Le livre de Samuel Ramani LA GUERRE DE POUTINE CONTRE L’UKRAINE : la campagne de la Russie pour une contre-révolution mondiale (Université d’Oxford, 603 pages, 29,95 $) est difficile à lire, mais ses descriptions encyclopédiques peuvent fournir des détails intéressants et une solide analyse tactique. Fait intéressant, il note que la dépendance de Poutine à l’égard du groupe Wagner « lui a permis de créer une verticale de pouvoir alternative qui a consolidé son emprise personnelle sur la politique de sécurité » et « a protégé Poutine d’un coup d’État de palais lorsque la guerre ne s’est pas déroulée comme prévu ».
Ramani, spécialiste à Oxford en politique et relations internationales, soutient que les alliés russes les moins efficaces dans les combats ont été les unités tchétchènes. La faiblesse des Tchétchènes, dit-il, est qu’ils sont habitués à réprimer les civils, et non à combattre des opposants armés sur un champ de bataille. Le président ukrainien, Volodymyr Zelensky, a survécu à plus d’une douzaine de tentatives d’assassinat. Heureusement pour lui, beaucoup d’entre eux auraient été lancé par des unités des forces spéciales tchétchènes chargées de la tâche meurtrière par Poutine, tandis que d’autres étaient effectué par le groupe Wagner.
La question qui plane au-dessus de tout est de savoir si la Russie finira par perdre la guerre. La ligne officielle du gouvernement Poutine est que la Russie l’emportera grâce à des « processus historiques objectifs », comme le dit le ministre des Affaires étrangères Sergueï Lavrov. La conclusion de Ramani est presque aussi trouble : « La Russie ne peut pas gagner et ne peut pas se permettre de perdre la guerre.
Matthews, un peu plus clairement, soutient que la guerre ne peut se terminer que par un règlement négocié, que Poutine décrira comme une victoire. Il présume également que même si Poutine tombe du pouvoir par la suite, il sera probablement remplacé par un ultranationaliste d’extrême droite, suggérant qu’un Poutine endommagé vaut mieux qu’un Poutine renversé.
Plokhy, malgré sa prédiction de l’unité nationale ukrainienne, soutient que l’Ukraine perdra une partie de son territoire au profit d’une sphère d’influence sino-russe, la ligne de démarcation représentant un rideau de fer du XXIe siècle.
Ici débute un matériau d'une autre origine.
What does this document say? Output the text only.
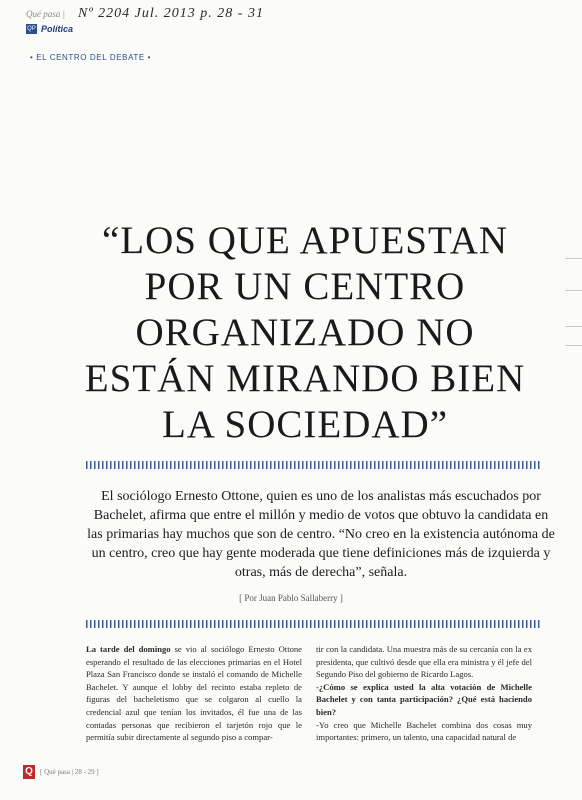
Qué pasa | Nº 2204 Jul. 2013 p. 28 - 31
QP Política
• EL CENTRO DEL DEBATE •
“LOS QUE APUESTAN POR UN CENTRO ORGANIZADO NO ESTÁN MIRANDO BIEN LA SOCIEDAD”

El sociólogo Ernesto Ottone, quien es uno de los analistas más escuchados por Bachelet, afirma que entre el millón y medio de votos que obtuvo la candidata en las primarias hay muchos que son de centro. “No creo en la existencia autónoma de un centro, creo que hay gente moderada que tiene definiciones más de izquierda y otras, más de derecha”, señala.

[ Por Juan Pablo Sallaberry ]

La tarde del domingo se vio al sociólogo Ernesto Ottone esperando el resultado de las elecciones primarias en el Hotel Plaza San Francisco donde se instaló el comando de Michelle Bachelet. Y aunque el lobby del recinto estaba repleto de figuras del bacheletismo que se colgaron al cuello la credencial azul que tenían los invitados, él fue una de las contadas personas que recibieron el tarjetón rojo que le permitía subir directamente al segundo piso a compar-

tir con la candidata. Una muestra más de su cercanía con la ex presidenta, que cultivó desde que ella era ministra y él jefe del Segundo Piso del gobierno de Ricardo Lagos.

-¿Cómo se explica usted la alta votación de Michelle Bachelet y con tanta participación? ¿Qué está haciendo bien?

-Yo creo que Michelle Bachelet combina dos cosas muy importantes: primero, un talento, una capacidad natural de

Q	[ Qué pasa | 28 - 29 ]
Etkind, qui est le plus persuasif du groupe, prévoit un résultat bien différent : non seulement Poutine perdra, mais, en conséquence, la Fédération de Russie s’effondrera, suggérant que la Tchétchénie et d’autres régions relâcheront leurs liens avec Moscou ou deviendront complètement indépendant. Je soupçonne qu’il a raison. En 2005, Poutine a déploré l’effondrement de l’Union soviétique comme la « grande catastrophe géopolitique » du XXe siècle. Il serait ironique que sa guerre achève la dissolution soviétique.
Mais la guerre en Ukraine a déjà trompé de nombreux observateurs et participants, nous devons donc faire attention à ne pas trop nous fier à une prédiction.
Thomas E. Ricks, chroniqueur d’histoire militaire de la Book Review, est l’auteur de huit livres, dont le plus récent est « Waging a Good War : A Military History of the Civil Rights Movement, 1954-1968 ».